Je me réveillai d’excellente humeur, m’habillai et descendis rapidement à la cuisine où flottait une délicieuse odeur de bacon et de pommes de terre rissolées. J’avais une faim de loup. Ma tante me sourit tendrement et du doigt me montra la table, où m’attendait une assiette digne d’un bûcheron.

— Je vois que tu prévois une grosse journée, dis-je avec un sourire amusé. Si l’ampleur de la tâche se mesure à celle de mon assiette, je crois que je ferais mieux de m’y mettre tout de suite.

Ma tante éclata de rire et s’assit en face de moi. Elle déplia Le Soleil, journal qui nous parvenait de Québec et qu’elle descendait chercher chaque matin au magasin du village, et se plongea dans sa lecture quotidienne, sourire aux lèvres. Je dévorai littéralement mes œufs et leurs multiples accompagnements avec un plaisir non feint.

Mon repas terminé, je desservis la table et glissai la vaisselle dans l’eau savonneuse de l’évier, me demandant à quel sinistre recoin de cette maison j’allais bien pouvoir m’attaquer aujourd’hui après que j’aurais terminé la chambre commencée la veille. Tatie me tira de mes pensées.

— Tu veux bien t’occuper d’expliquer aux messieurs qui viennent d’arriver dans la cour ce que je désire exactement pour la réfection de la toiture ? Tu as toujours eu plus de facilité que moi avec les plans, les devis et les rénovations de toutes sortes. Personnellement, je ne suis même pas capable de distinguer une vis à tôle d’une vis à bois.

J’éclatai de rire et me dirigeai vers la porte d’entrée.

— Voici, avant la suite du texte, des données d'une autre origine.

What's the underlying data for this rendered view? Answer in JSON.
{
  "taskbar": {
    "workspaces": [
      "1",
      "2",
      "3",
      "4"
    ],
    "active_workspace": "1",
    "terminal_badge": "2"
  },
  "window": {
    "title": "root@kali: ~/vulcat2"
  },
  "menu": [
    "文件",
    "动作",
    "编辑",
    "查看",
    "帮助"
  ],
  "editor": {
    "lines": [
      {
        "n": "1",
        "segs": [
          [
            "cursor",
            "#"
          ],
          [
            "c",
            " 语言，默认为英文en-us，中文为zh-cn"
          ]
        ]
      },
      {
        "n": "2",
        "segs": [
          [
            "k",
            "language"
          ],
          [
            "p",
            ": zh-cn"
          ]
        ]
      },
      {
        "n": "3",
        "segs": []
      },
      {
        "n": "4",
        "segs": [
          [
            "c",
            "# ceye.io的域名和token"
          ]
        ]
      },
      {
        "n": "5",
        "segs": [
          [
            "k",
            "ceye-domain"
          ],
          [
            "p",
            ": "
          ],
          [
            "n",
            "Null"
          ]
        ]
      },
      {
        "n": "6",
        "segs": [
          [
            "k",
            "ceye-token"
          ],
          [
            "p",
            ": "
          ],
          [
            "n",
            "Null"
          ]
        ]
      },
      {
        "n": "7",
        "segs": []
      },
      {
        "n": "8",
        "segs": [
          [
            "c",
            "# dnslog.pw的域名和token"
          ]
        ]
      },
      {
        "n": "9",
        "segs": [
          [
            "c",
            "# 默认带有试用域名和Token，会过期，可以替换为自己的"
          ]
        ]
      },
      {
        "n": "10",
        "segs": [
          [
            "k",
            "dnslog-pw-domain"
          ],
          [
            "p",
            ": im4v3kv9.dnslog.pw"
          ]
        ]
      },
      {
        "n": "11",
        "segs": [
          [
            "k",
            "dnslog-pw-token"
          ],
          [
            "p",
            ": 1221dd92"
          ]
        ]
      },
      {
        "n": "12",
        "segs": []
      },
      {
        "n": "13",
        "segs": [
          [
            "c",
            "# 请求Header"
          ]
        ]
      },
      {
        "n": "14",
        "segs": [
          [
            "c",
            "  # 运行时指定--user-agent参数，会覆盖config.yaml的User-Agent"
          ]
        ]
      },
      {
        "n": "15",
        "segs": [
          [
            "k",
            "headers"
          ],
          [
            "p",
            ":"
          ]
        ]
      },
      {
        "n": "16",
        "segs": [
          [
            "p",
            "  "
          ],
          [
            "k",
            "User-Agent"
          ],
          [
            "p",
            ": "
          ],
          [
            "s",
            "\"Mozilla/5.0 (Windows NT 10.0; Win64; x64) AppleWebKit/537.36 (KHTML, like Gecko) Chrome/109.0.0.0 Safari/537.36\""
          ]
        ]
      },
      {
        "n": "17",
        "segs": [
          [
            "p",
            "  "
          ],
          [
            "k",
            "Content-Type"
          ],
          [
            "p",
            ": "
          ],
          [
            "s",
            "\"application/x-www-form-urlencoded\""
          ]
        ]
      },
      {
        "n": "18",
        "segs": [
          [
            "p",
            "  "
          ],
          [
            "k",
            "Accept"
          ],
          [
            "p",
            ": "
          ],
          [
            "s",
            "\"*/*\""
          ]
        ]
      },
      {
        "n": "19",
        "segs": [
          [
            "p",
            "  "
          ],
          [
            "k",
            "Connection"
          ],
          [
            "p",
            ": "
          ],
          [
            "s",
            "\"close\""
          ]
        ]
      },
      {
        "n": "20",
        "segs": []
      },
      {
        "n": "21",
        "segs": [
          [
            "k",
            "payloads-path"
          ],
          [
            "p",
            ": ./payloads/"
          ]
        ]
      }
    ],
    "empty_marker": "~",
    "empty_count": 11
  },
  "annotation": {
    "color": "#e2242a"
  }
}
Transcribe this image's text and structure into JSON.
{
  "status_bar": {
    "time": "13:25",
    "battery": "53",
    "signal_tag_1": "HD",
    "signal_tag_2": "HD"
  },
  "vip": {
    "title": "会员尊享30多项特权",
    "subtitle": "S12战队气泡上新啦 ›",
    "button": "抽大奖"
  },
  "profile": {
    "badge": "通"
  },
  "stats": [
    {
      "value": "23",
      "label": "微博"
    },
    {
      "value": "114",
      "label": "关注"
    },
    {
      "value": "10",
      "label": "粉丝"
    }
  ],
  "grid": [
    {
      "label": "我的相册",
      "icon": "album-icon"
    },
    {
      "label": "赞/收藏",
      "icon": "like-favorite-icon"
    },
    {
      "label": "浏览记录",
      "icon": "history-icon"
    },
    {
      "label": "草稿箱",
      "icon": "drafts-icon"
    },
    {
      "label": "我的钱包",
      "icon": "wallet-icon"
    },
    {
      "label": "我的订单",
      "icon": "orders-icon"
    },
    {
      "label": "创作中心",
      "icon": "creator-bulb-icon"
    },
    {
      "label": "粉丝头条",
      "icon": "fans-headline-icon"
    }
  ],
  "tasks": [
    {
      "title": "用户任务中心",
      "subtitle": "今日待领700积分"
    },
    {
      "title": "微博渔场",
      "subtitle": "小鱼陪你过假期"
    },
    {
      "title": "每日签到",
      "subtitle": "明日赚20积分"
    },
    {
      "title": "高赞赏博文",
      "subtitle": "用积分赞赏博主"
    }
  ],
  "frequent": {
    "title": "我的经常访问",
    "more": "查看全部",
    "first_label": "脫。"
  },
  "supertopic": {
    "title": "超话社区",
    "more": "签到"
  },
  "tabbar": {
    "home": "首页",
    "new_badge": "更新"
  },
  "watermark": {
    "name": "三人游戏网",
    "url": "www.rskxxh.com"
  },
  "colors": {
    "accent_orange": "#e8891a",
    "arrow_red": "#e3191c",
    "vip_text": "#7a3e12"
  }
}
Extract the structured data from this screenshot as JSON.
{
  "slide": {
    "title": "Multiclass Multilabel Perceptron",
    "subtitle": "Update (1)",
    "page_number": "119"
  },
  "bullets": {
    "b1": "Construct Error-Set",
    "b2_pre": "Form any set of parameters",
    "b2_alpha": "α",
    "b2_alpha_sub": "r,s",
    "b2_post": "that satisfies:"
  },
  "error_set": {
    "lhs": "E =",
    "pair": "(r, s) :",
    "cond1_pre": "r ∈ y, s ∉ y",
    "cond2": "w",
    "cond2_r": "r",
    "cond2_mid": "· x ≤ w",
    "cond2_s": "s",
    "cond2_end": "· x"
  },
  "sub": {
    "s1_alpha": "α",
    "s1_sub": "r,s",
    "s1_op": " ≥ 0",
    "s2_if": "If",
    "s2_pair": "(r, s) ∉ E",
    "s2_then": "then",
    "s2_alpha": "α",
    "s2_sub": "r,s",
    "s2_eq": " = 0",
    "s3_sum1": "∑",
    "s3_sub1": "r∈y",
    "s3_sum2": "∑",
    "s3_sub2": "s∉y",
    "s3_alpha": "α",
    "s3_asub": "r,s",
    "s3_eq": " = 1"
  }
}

Travailler à l’extérieur me changerait des odeurs de moisissure et de poussière, de même que des boîtes et des antiquités, et l’obligation de superviser les travaux m’empêcherait de trop réfléchir.

Les hommes, ils étaient trois, avaient déjà installé leur échelle contre la façade avant et l’un d’eux, que je présumai être le contremaître, se préparait à y monter. Je l’interpellai joyeusement et il attendit que je le rejoigne. Il m’expliqua ce qu’il avait projeté de faire d’après ce que ma tante lui avait dit lors de leurs entretiens précédents. Je ne pus qu’approuver les plans, puis je le laissai rejoindre ses compagnons déjà sur la toiture.

L’avant-midi passa en un éclair, occupée que j’étais à ramasser les débris de toutes sortes qui tombaient du toit. Je dus également me rendre là-haut puisque certaines pièces de bois devaient être remplacées. Les hommes descendirent pour dîner vers midi et je décidai de leur tenir compagnie, ma tante étant partie à Québec.

À la fin de la journée, deux versants sur quatre offraient une toute nouvelle allure, les feuilles de tôle neuves contrastant agréablement avec les anciennes. Il resterait donc deux autres côtés, de même que la toiture de la cuisine d’été et des galeries. Les ouvriers m’avaient assuré que le travail serait terminé pour la fin de semaine, ce qui leur laissait encore deux jours pour y arriver. Je rentrai pour souper, avant de m’étendre sur le canapé. J’avais emporté quantité de bons films à écouter dans mes bagages, mais le manque de temps et la fatigue ne m’avaient pas permis d’en profiter jusque-là. Je me promis de remédier à la situation pas plus tard que le soir même.

Je terminais mon premier film lorsque ma tante revint de Québec. Elle claqua la porte et me cria de la rejoindre dans la cuisine.

— Alors, la journée s’est bien passée ? J’ai cru discerner au moins deux pentes terminées, mais je ne suis pas certaine. Il commence à faire très sombre dehors.

— Tu ne t’es pas trompée. Ils prévoient terminer pour le week-end. Et toi, est-ce que tu as trouvé ce que tu cherchais ?

— Oui, et je crois que tu vas adorer. Je me suis finalement rangée à ton opinion concernant le cachet à donner à la maison et j’ai fait les emplettes nécessaires, me dit-elle d’une voix satisfaite.

Nous convînmes de décharger le véhicule le lendemain, nous y verrions plus clair. Après un chocolat chaud et quelques biscuits, nous nous quittâmes pour un repos salutaire avant une autre journée qui risquait d’être, elle aussi, fort occupée.